To Hell With Honor
Custer and the Little Bighorn
“Custer’s Last Stand” is perhaps the most famous United States military defeat on American soil. The famed “Boy General” of the Civil War met his match on the banks of the Little Big Horn River in the untamed American West on June 25, 1876. Why Custer died has been debated almost from the moment his body was recovered by the tattered remnants of his fabled Seventh Calvary. Did Custer die because he was a reckless glory-hound, as the Army and media portrayed? Or was it, as Sklenar convincingly contends, due to the severe failings of his junior officers?

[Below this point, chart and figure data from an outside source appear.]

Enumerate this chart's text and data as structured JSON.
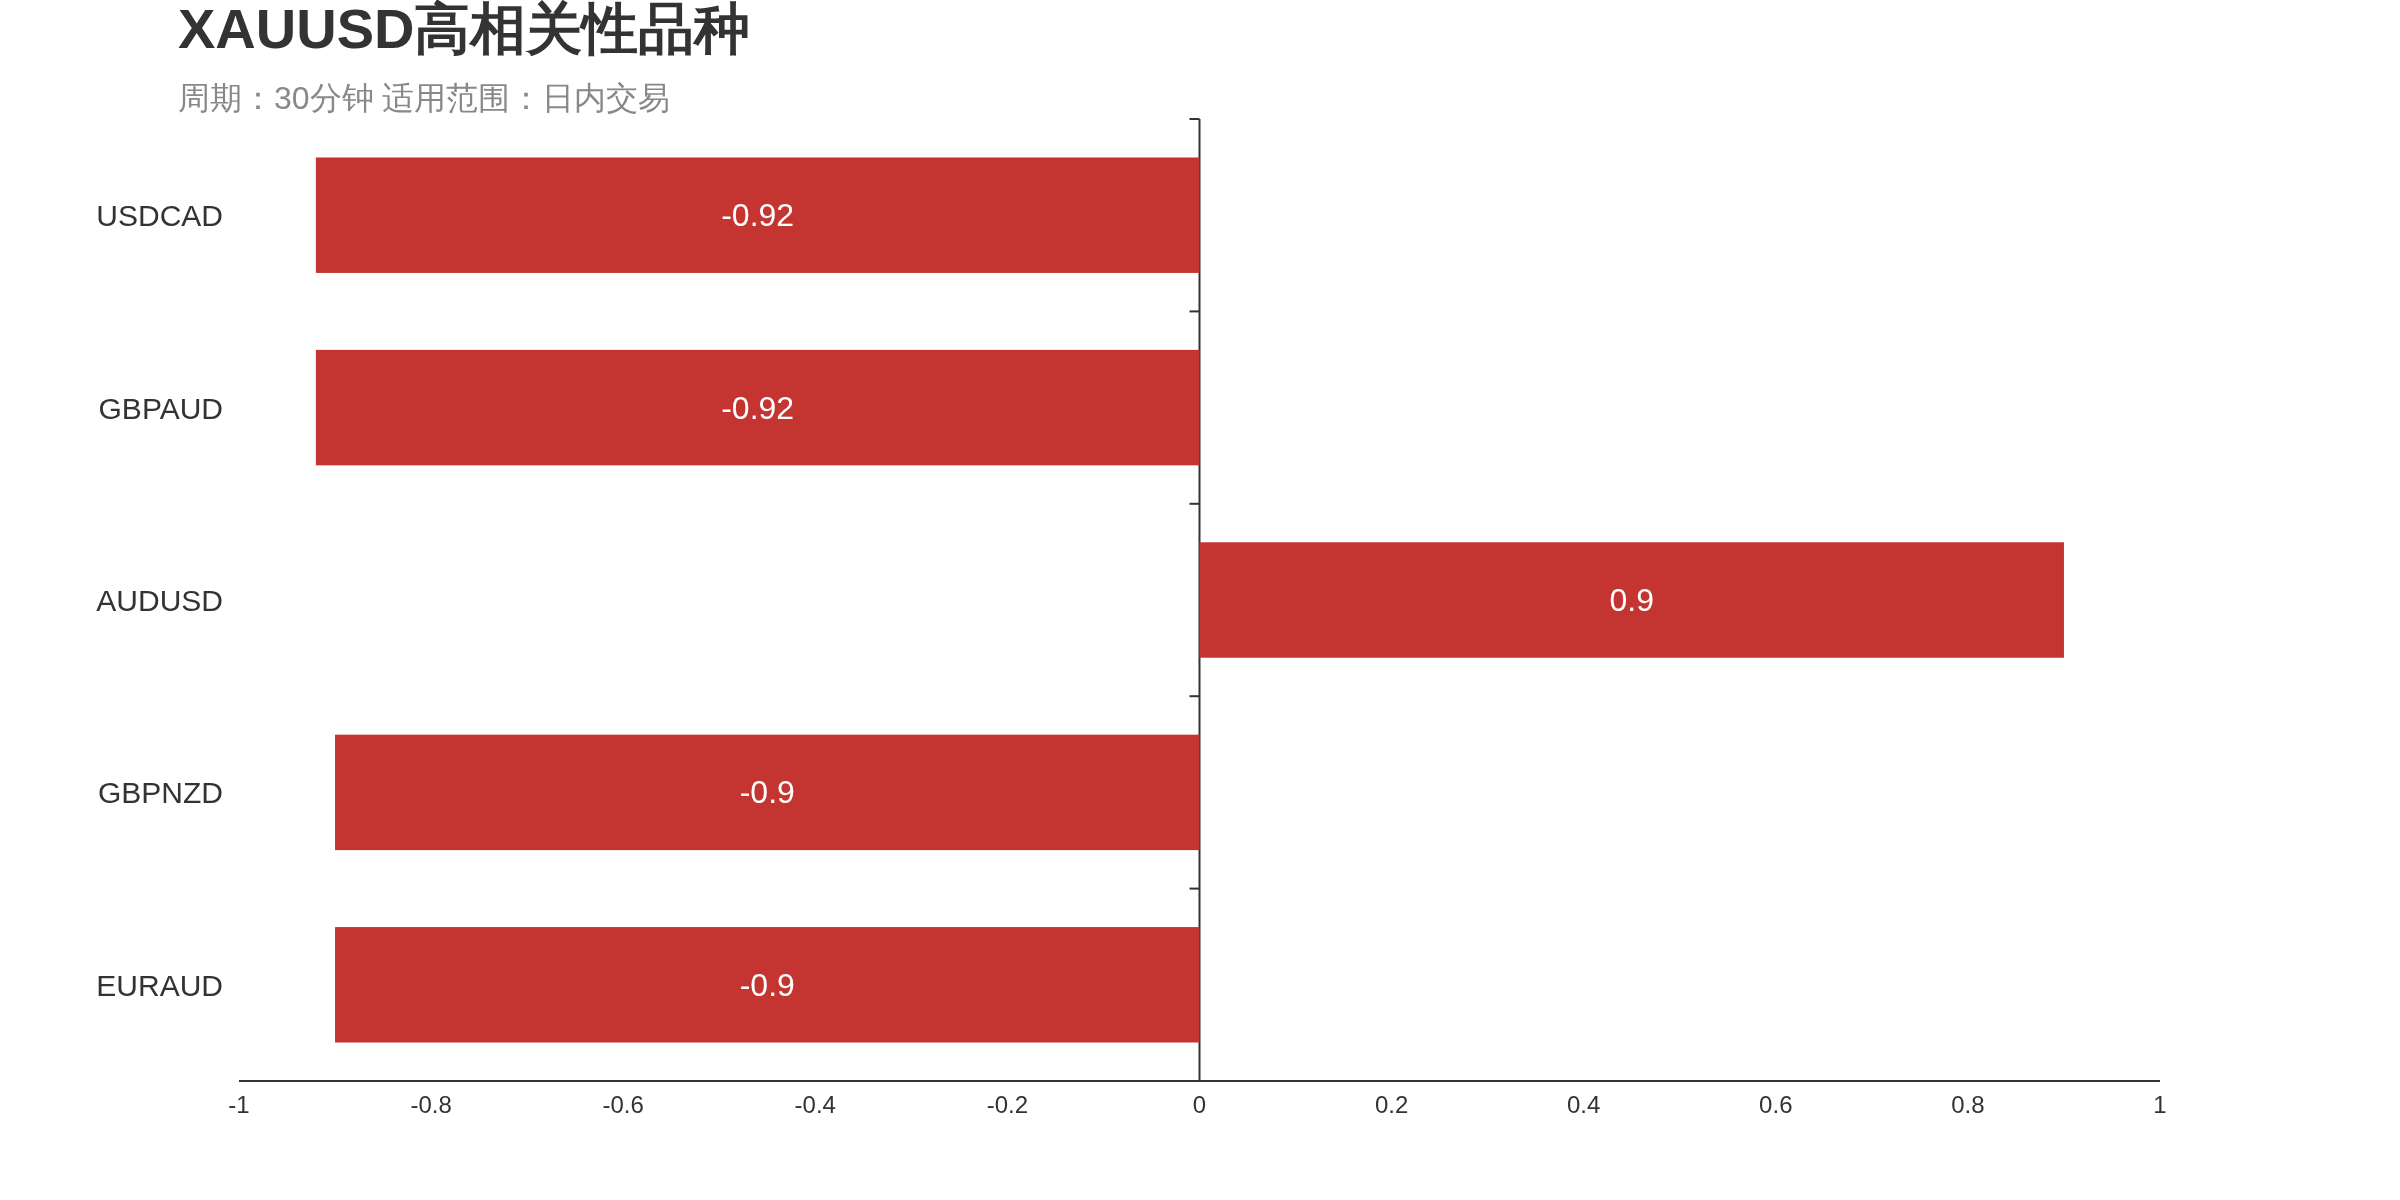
{
  "chart_data": {
    "type": "bar",
    "orientation": "horizontal",
    "title": "XAUUSD高相关性品种",
    "subtitle": "周期：30分钟 适用范围：日内交易",
    "categories": [
      "USDCAD",
      "GBPAUD",
      "AUDUSD",
      "GBPNZD",
      "EURAUD"
    ],
    "values": [
      -0.92,
      -0.92,
      0.9,
      -0.9,
      -0.9
    ],
    "color": "#c43532",
    "data_labels": true,
    "xlim": [
      -1,
      1
    ],
    "xticks": [
      -1,
      -0.8,
      -0.6,
      -0.4,
      -0.2,
      0,
      0.2,
      0.4,
      0.6,
      0.8,
      1
    ]
  }
}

Shortly before his death, Custer split his command into three groups of about 150 men each. Captain Benteen, an able but petulant officer, commanded one group. Major Reno, a drunken coward, commanded the other. Both hated Custer. By splitting his forces and relying on these two men to support his attack on a vast Indian village in some sort of coordinated effort, Custer unwittingly sowed the seeds of his demise. For Reno and most of his men ran from the fight. Benteen inexplicably chose to remain with a cumbersome mule team rather than to close ranks with Custer’s besieged command.
Low on ammunition and vastly outnumbered, Custer and all the men with him were killed, no doubt expecting help to arrive at any moment.
Ironically, it was Custer’s misplaced faith in his two senior officers, not his supposed foolhardiness, which led to the disastrous defeat and the death of Custer and nearly half his command.
Sklenar supports his fresh insight and detailed analysis of Custer’s final hours with hundreds of footnotes and references to scores of resources, including letters from survivors and testimony from the Army’s Court of Inquiry. The book’s rich details are remarkable, and Sklenar may have written the “last word” on “Custer’s Last Stand.”